諸葛逸順着天癡道長手指看去,隻見那株古木,參天矗立,高約八丈有餘,在離地四五丈的樹杆之上,仿佛刻有兩行字迹?
他因所立之處,背着月光,看不真切,遂把儒衫大袖,猛然—抖,人便像隻大白鶴般,沖天直上四五丈高,然後飄然落地!
就在這一上一下之間,諸葛逸業已看清樹幹所書字迹,是副對聯,不但口氣仿效自己,連書法也是上草下隸,用極強指力,葫镌樹杆以上,瘦硬通神,龍蛇飛舞!
不過口氣雖然仿效自己常用的那兩句:“名排西道東僧後,家在天台雁蕩間”,但因其中改了數字,含義卻大不相同,變成了滿含譏諷恐吓的挑戰意味!寫的是“名排醉鬼窮酸後,屍在天台雁蕩間!”

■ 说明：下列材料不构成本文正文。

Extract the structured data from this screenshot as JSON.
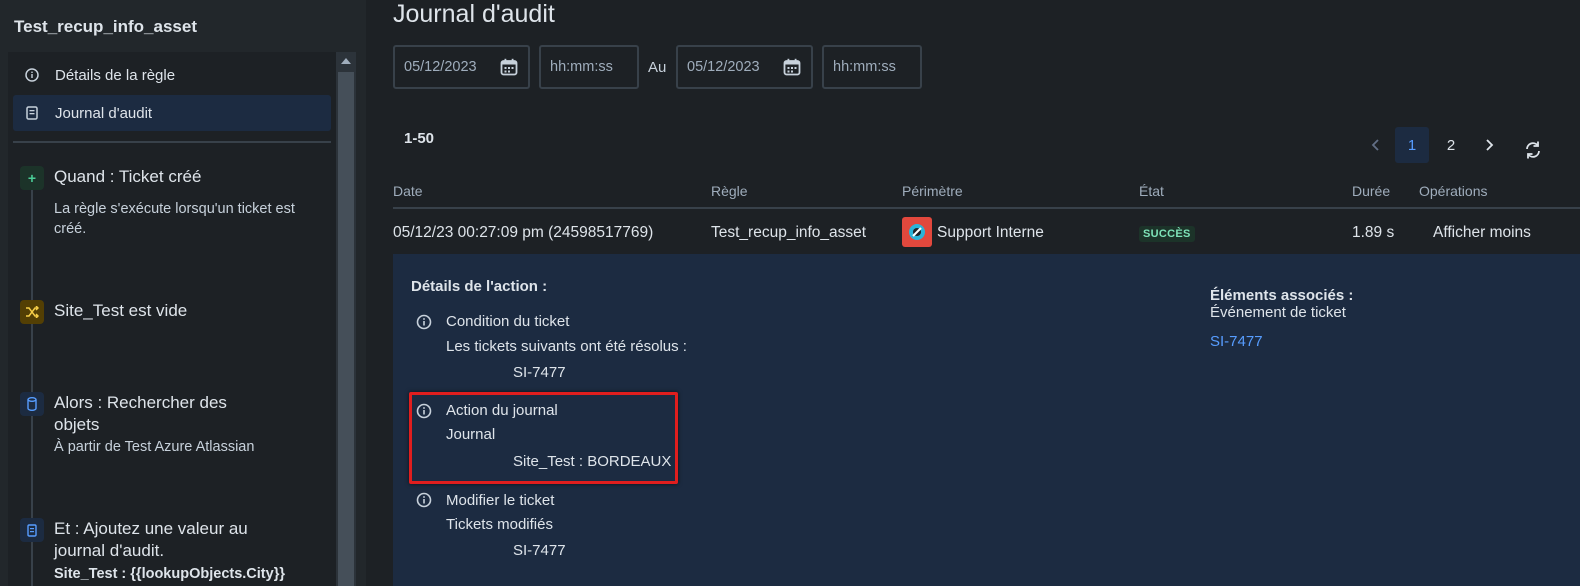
{
  "sidebar": {
    "title": "Test_recup_info_asset",
    "nav": [
      {
        "label": "Détails de la règle",
        "icon": "info-icon",
        "active": false
      },
      {
        "label": "Journal d'audit",
        "icon": "document-icon",
        "active": true
      }
    ],
    "steps": [
      {
        "icon": "plus-icon",
        "title": "Quand : Ticket créé",
        "desc": "La règle s'exécute lorsqu'un ticket est créé.",
        "color": "#4bce97"
      },
      {
        "icon": "shuffle-icon",
        "title": "Site_Test est vide",
        "desc": "",
        "color": "#f5cd47"
      },
      {
        "icon": "database-icon",
        "title": "Alors : Rechercher des objets",
        "desc": "À partir de Test Azure Atlassian",
        "color": "#579dff"
      },
      {
        "icon": "document-icon",
        "title": "Et : Ajoutez une valeur au journal d'audit.",
        "desc": "Site_Test : {{lookupObjects.City}}",
        "color": "#579dff"
      }
    ]
  },
  "main": {
    "title": "Journal d'audit",
    "filters": {
      "from_date": "05/12/2023",
      "from_time_placeholder": "hh:mm:ss",
      "separator": "Au",
      "to_date": "05/12/2023",
      "to_time_placeholder": "hh:mm:ss"
    },
    "range_label": "1-50",
    "pagination": {
      "pages": [
        "1",
        "2"
      ],
      "current": "1"
    },
    "table": {
      "columns": [
        "Date",
        "Règle",
        "Périmètre",
        "État",
        "Durée",
        "Opérations"
      ],
      "row": {
        "date": "05/12/23 00:27:09 pm (24598517769)",
        "rule": "Test_recup_info_asset",
        "scope": "Support Interne",
        "status": "SUCCÈS",
        "duration": "1.89 s",
        "operation": "Afficher moins"
      }
    },
    "details": {
      "heading": "Détails de l'action :",
      "items": [
        {
          "title": "Condition du ticket",
          "sub": "Les tickets suivants ont été résolus :",
          "value": "SI-7477"
        },
        {
          "title": "Action du journal",
          "sub": "Journal",
          "value": "Site_Test : BORDEAUX"
        },
        {
          "title": "Modifier le ticket",
          "sub": "Tickets modifiés",
          "value": "SI-7477"
        }
      ],
      "associated_heading": "Éléments associés :",
      "associated_type": "Événement de ticket",
      "associated_link": "SI-7477"
    },
    "colors": {
      "accent": "#579dff",
      "highlight": "#e01e1e",
      "success": "#7ee2b8"
    }
  }
}
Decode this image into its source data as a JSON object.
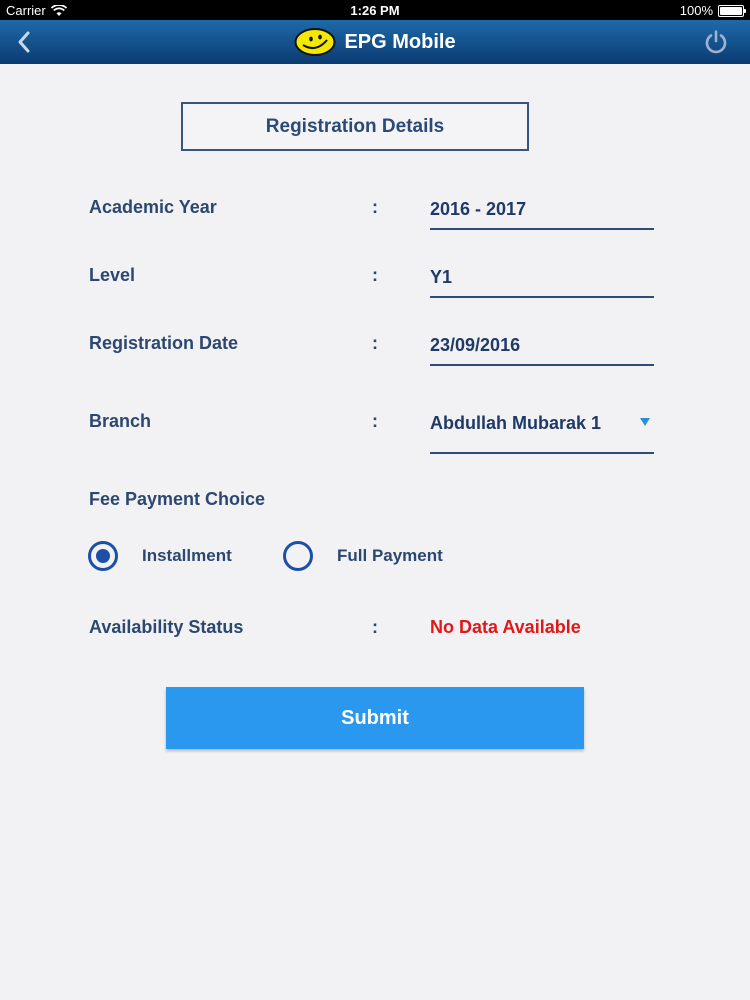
{
  "status_bar": {
    "carrier": "Carrier",
    "time": "1:26 PM",
    "battery": "100%",
    "battery_level": 1.0
  },
  "nav": {
    "title": "EPG Mobile"
  },
  "section_title": "Registration Details",
  "fields": {
    "academic_year": {
      "label": "Academic Year",
      "colon": ":",
      "value": "2016 - 2017"
    },
    "level": {
      "label": "Level",
      "colon": ":",
      "value": "Y1"
    },
    "registration_date": {
      "label": "Registration Date",
      "colon": ":",
      "value": "23/09/2016"
    },
    "branch": {
      "label": "Branch",
      "colon": ":",
      "value": "Abdullah Mubarak 1"
    }
  },
  "fee_payment": {
    "label": "Fee Payment Choice",
    "options": [
      {
        "label": "Installment",
        "selected": true
      },
      {
        "label": "Full Payment",
        "selected": false
      }
    ]
  },
  "availability": {
    "label": "Availability Status",
    "colon": ":",
    "value": "No Data Available"
  },
  "submit_label": "Submit",
  "colors": {
    "nav_top": "#1e6aa8",
    "nav_bottom": "#0b3b73",
    "accent": "#2b98f0",
    "error": "#e01818",
    "text": "#2c4770"
  },
  "icons": [
    "wifi-icon",
    "battery-icon",
    "back-chevron-icon",
    "smiley-logo-icon",
    "power-icon",
    "dropdown-arrow-icon"
  ]
}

天癡道長因立處迎光,不用縱身,已把樹杆之上,所镌字迹,看得清清楚楚!向諸葛逸訝然說道:“這兩句聯語,簡直狂妄絕倫!醉鬼分明指的是我你正為他懸心的醉和尚,窮酸則指的是你!江湖中為求念得順口,把我們‘乾坤五絕’,排成‘西道、東僧、南筆、北劍、奪魂旗’,上聯‘名排醉鬼窮酸後’,說的正是‘北劍’,然則下聯‘屍在天台雁蕩間’,又當怎解?難道蒲琨老兒,遽遭大變,死後分屍,被人把遺體分送你所居住的天台山吟風嶂弄月坪,以及雁蕩大龍湫的聽泉小築以内麼?”

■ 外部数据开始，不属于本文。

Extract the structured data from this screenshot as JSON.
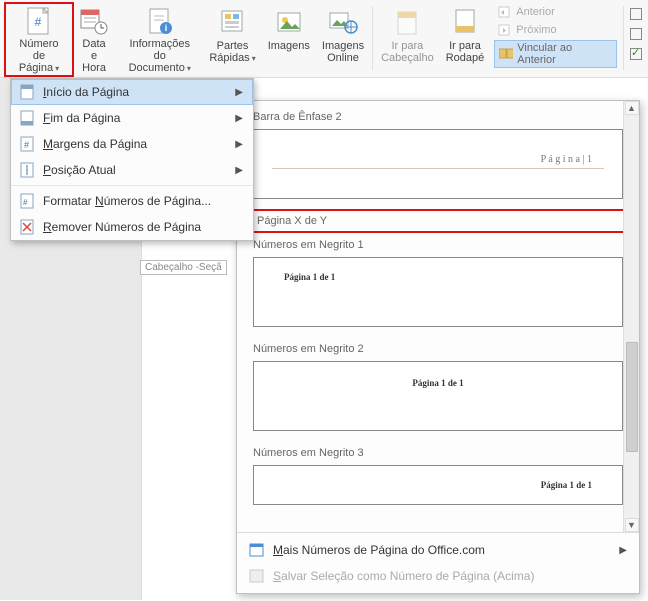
{
  "ribbon": {
    "page_number": {
      "line1": "Número de",
      "line2": "Página"
    },
    "date_time": {
      "line1": "Data e",
      "line2": "Hora"
    },
    "doc_info": {
      "line1": "Informações do",
      "line2": "Documento"
    },
    "quick_parts": {
      "line1": "Partes",
      "line2": "Rápidas"
    },
    "images": {
      "line1": "Imagens",
      "line2": ""
    },
    "images_online": {
      "line1": "Imagens",
      "line2": "Online"
    },
    "goto_header": {
      "line1": "Ir para",
      "line2": "Cabeçalho"
    },
    "goto_footer": {
      "line1": "Ir para",
      "line2": "Rodapé"
    },
    "nav_prev": "Anterior",
    "nav_next": "Próximo",
    "link_prev": "Vincular ao Anterior"
  },
  "submenu": {
    "top_of_page": "Início da Página",
    "bottom_of_page": "Fim da Página",
    "page_margins": "Margens da Página",
    "current_position": "Posição Atual",
    "format_numbers": "Formatar Números de Página...",
    "remove_numbers": "Remover Números de Página"
  },
  "gallery": {
    "section_accent": "Barra de Ênfase 2",
    "accent_preview": "P á g i n a | 1",
    "section_xy": "Página X de Y",
    "section_bold1": "Números em Negrito 1",
    "section_bold2": "Números em Negrito 2",
    "section_bold3": "Números em Negrito 3",
    "bold_preview": "Página 1 de 1",
    "more_office": "Mais Números de Página do Office.com",
    "save_selection": "Salvar Seleção como Número de Página (Acima)"
  },
  "doc_tag": "Cabeçalho -Seçã"
}
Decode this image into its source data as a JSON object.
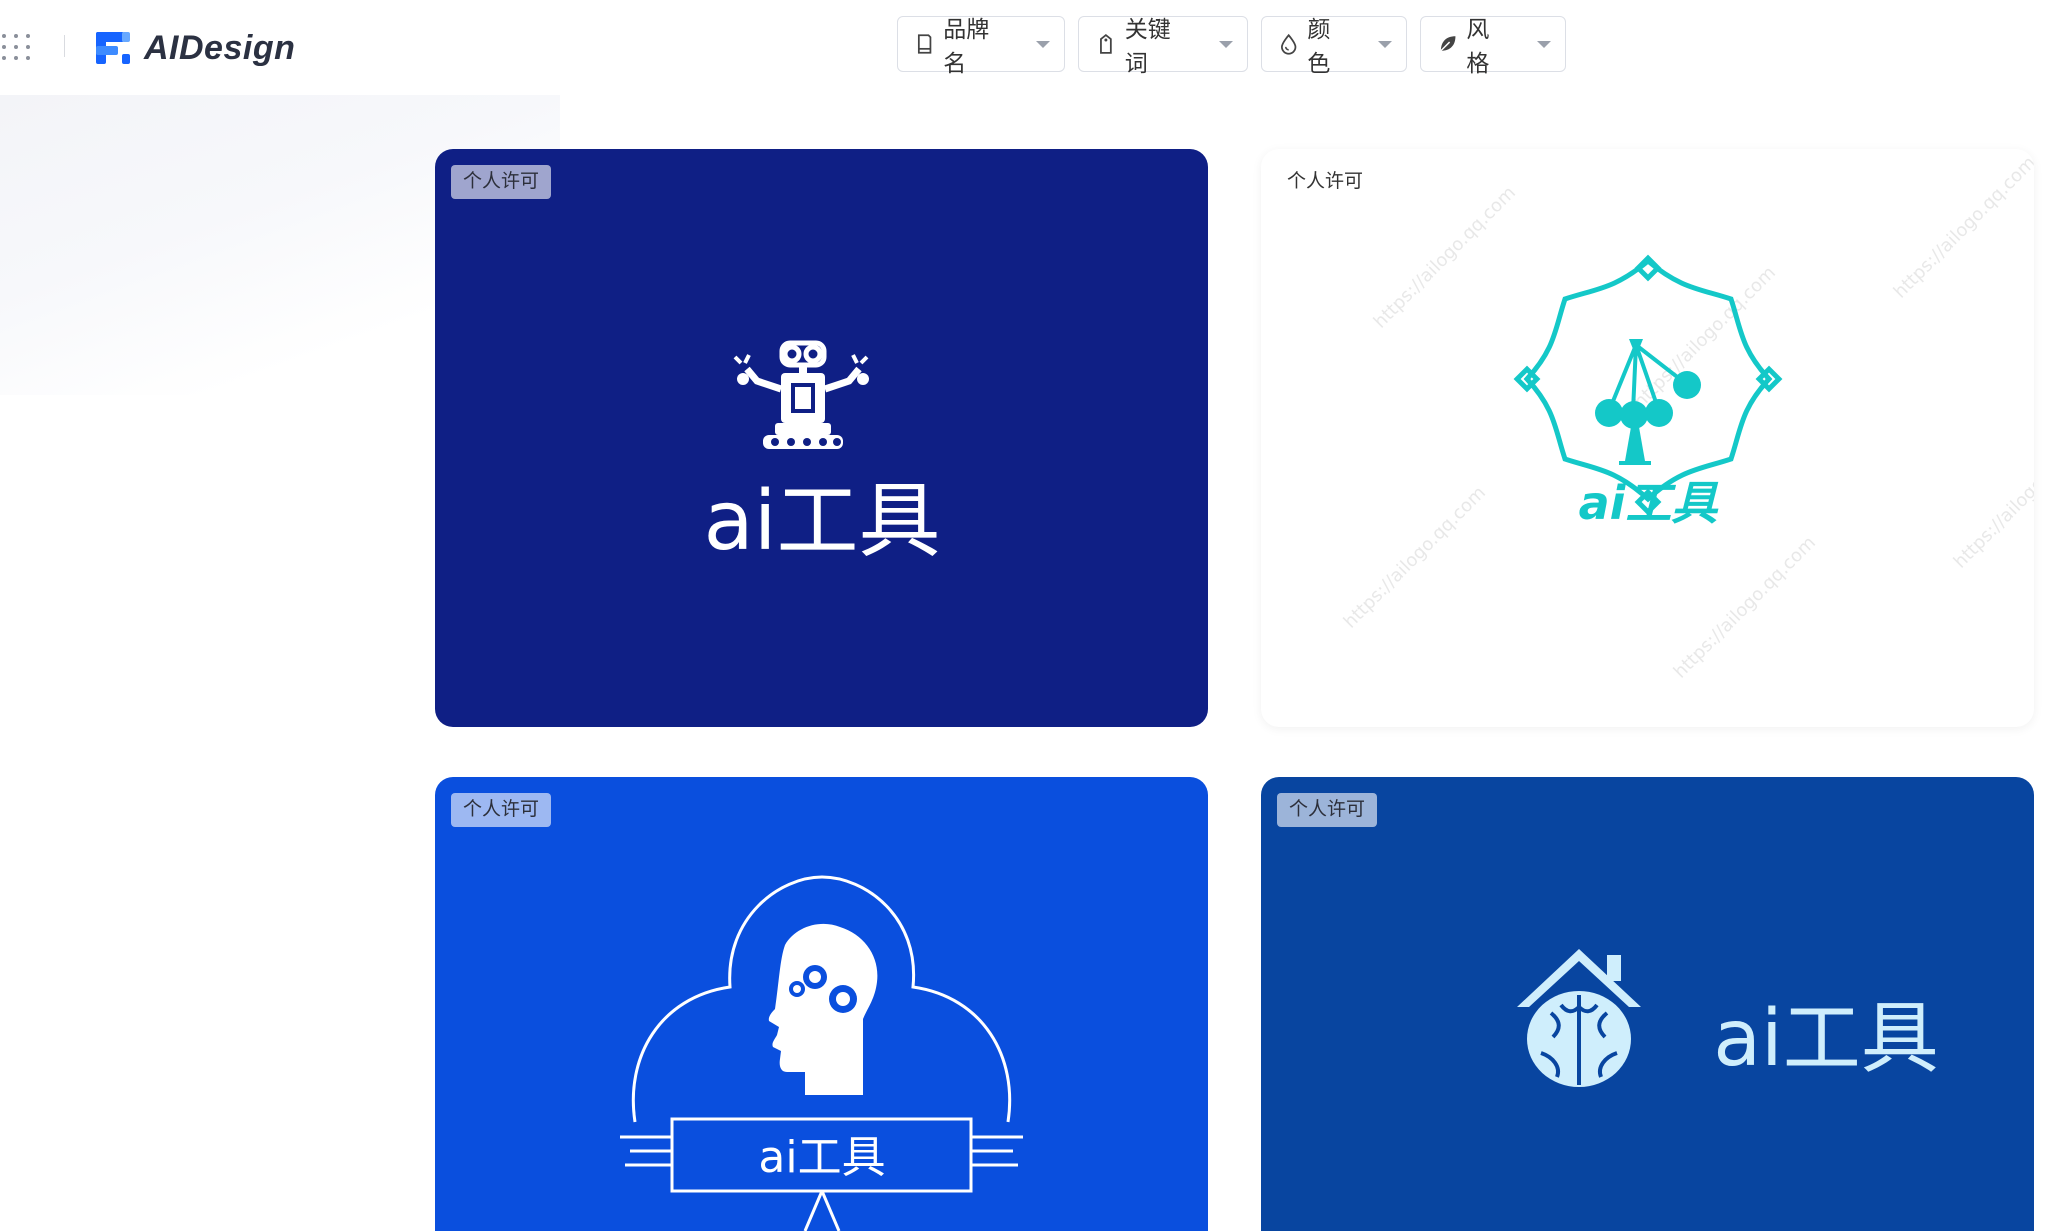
{
  "brand": {
    "name": "AIDesign",
    "accent": "#1664ff"
  },
  "filters": [
    {
      "label": "品牌名",
      "icon": "document-icon"
    },
    {
      "label": "关键词",
      "icon": "tag-icon"
    },
    {
      "label": "颜色",
      "icon": "droplet-icon"
    },
    {
      "label": "风格",
      "icon": "leaf-icon"
    }
  ],
  "cards": [
    {
      "badge": "个人许可",
      "logo_text": "ai工具",
      "bg": "#0f1f85",
      "fg": "#ffffff",
      "emblem": "robot-icon"
    },
    {
      "badge": "个人许可",
      "logo_text": "ai工具",
      "bg": "#ffffff",
      "fg": "#14c8c8",
      "emblem": "cherries-badge-icon",
      "watermark": "https://ailogo.qq.com"
    },
    {
      "badge": "个人许可",
      "logo_text": "ai工具",
      "bg": "#0a4fde",
      "fg": "#ffffff",
      "emblem": "brain-gears-cloud-icon"
    },
    {
      "badge": "个人许可",
      "logo_text": "ai工具",
      "bg": "#0845a0",
      "fg": "#cfeefc",
      "emblem": "brain-house-icon"
    }
  ]
}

諸葛逸因這兩句聯語涵意之中,不但顯示“北劍”蒲琨,業已身遭不則,并對自己諷刺挖苦到了極點!不由怒騰心底,煞聚眉梢地“哼”了一聲,冷然答道:“蒲琨老兒,固然剛愎性暴,機警不足,但功力并不遜于你我多少!這兩句聯語,看來雖不會無因而發,尚難令人深信,‘北劍’蒲琨英名遽殒,屍分雁蕩天台!殘們還是見怪不怪,依舊到我大龍湫聽泉小築之中,看看可有什麼變故再說?”

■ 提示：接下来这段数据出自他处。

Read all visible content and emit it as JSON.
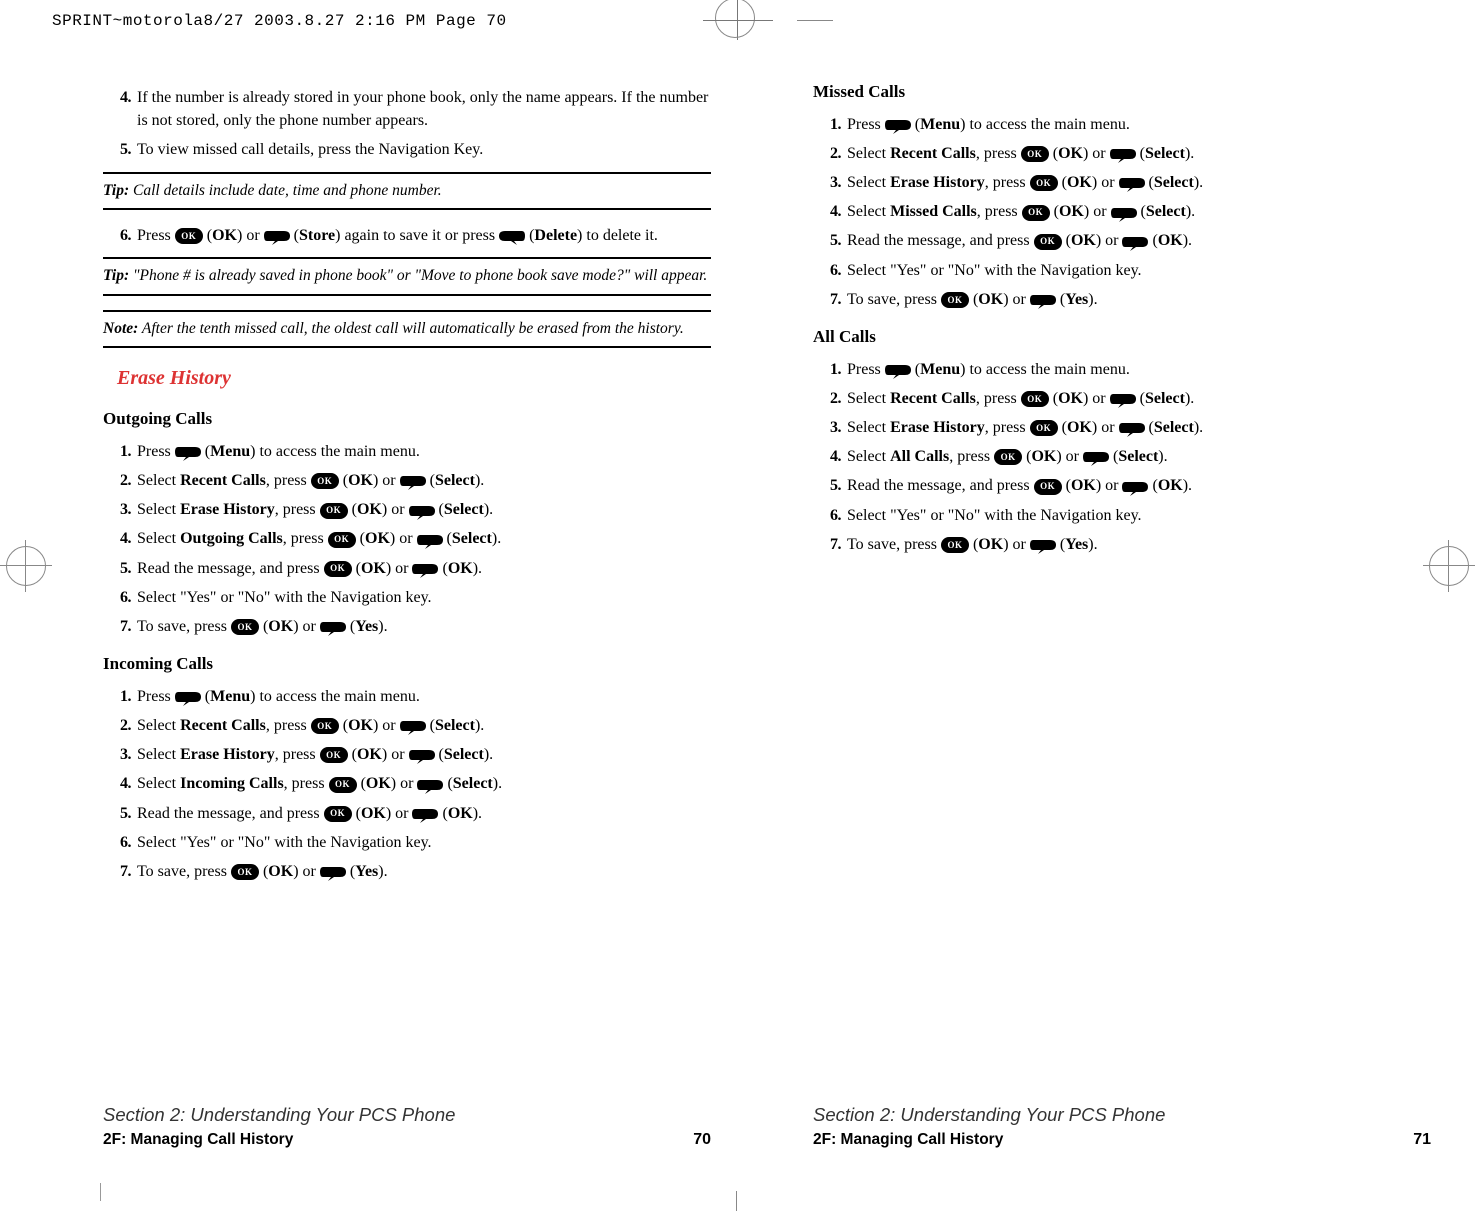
{
  "slug_header": "SPRINT~motorola8/27  2003.8.27  2:16 PM  Page 70",
  "icons": {
    "ok_label": "OK"
  },
  "left": {
    "cont_steps": [
      {
        "n": "4",
        "pre": "If the number is already stored in your phone book, only the name appears. If the number is not stored, only the phone number appears."
      },
      {
        "n": "5",
        "pre": "To view missed call details, press the Navigation Key."
      }
    ],
    "tip1_label": "Tip:",
    "tip1_text": " Call details include date, time and phone number.",
    "step6": {
      "n": "6",
      "pre": "Press ",
      "ok1_after": " (",
      "ok_bold": "OK",
      "ok1_close": ") or ",
      "store_after": " (",
      "store_bold": "Store",
      "store_close": ") again to save it or press ",
      "del_after": " (",
      "del_bold": "Delete",
      "del_close": ") to delete it."
    },
    "tip2_label": "Tip:",
    "tip2_text": " \"Phone # is already saved in phone book\" or \"Move to phone book save mode?\" will appear.",
    "note_label": "Note:",
    "note_text": " After the tenth missed call, the oldest call will automatically be erased from the history.",
    "erase_heading": "Erase History",
    "outgoing_head": "Outgoing Calls",
    "incoming_head": "Incoming Calls",
    "erase_section": {
      "outgoing_opt": "Outgoing Calls",
      "incoming_opt": "Incoming Calls"
    },
    "common_steps": {
      "s1_pre": "Press ",
      "s1_after": " (",
      "s1_bold": "Menu",
      "s1_close": ") to access the main menu.",
      "s2_pre": "Select ",
      "s2_bold": "Recent Calls",
      "s2_mid": ", press ",
      "s2_ok_open": " (",
      "s2_ok_bold": "OK",
      "s2_ok_close": ") or ",
      "s2_sel_open": " (",
      "s2_sel_bold": "Select",
      "s2_sel_close": ").",
      "s3_pre": "Select ",
      "s3_bold": "Erase History",
      "s3_mid": ", press ",
      "s4_pre": "Select ",
      "s4_mid": ", press ",
      "s5_pre": "Read the message, and press ",
      "s5_ok_open": " (",
      "s5_ok_bold": "OK",
      "s5_ok_close": ") or ",
      "s5_ok2_open": " (",
      "s5_ok2_bold": "OK",
      "s5_ok2_close": ").",
      "s6_text": "Select \"Yes\" or \"No\" with the Navigation key.",
      "s7_pre": "To save, press ",
      "s7_ok_open": " (",
      "s7_ok_bold": "OK",
      "s7_ok_close": ") or ",
      "s7_yes_open": " (",
      "s7_yes_bold": "Yes",
      "s7_yes_close": ")."
    },
    "footer_line1": "Section 2: Understanding Your PCS Phone",
    "footer_line2": "2F: Managing Call History",
    "page_number": "70"
  },
  "right": {
    "missed_head": "Missed Calls",
    "all_head": "All Calls",
    "missed_opt": "Missed Calls",
    "all_opt": "All Calls",
    "footer_line1": "Section 2: Understanding Your PCS Phone",
    "footer_line2": "2F: Managing Call History",
    "page_number": "71"
  }
}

諸葛逸一面說話,一百暗在袖中,又為老友“北劍”蒲琨,以“武侯神課”,試蔔休咎,但卦象所呈,居然與前為“東僧”醉頭陀所蔔一樣,又是兇險絕倫!諸葛逸不禁長眉略蹙,悶在心頭,暫時也未告知天癡道長。
天癡道長則從留書人能在離地四五丈高的樹幹間,用指力镌出如此蒼勁深秀字迹一事以上,看出決非“九毒書生”姬天缺等所為,此人功力,幾與自己及“南筆”諸葛逸仿佛,甚至能在“逍遙老人”鐘離哲的伯仲之間!不由反複思忖,疑懷難釋,想不出當世武林以内,哪裡還有這樣一位身手高明的陌生人物?并突然向“乾坤五絕”,挑釁作對!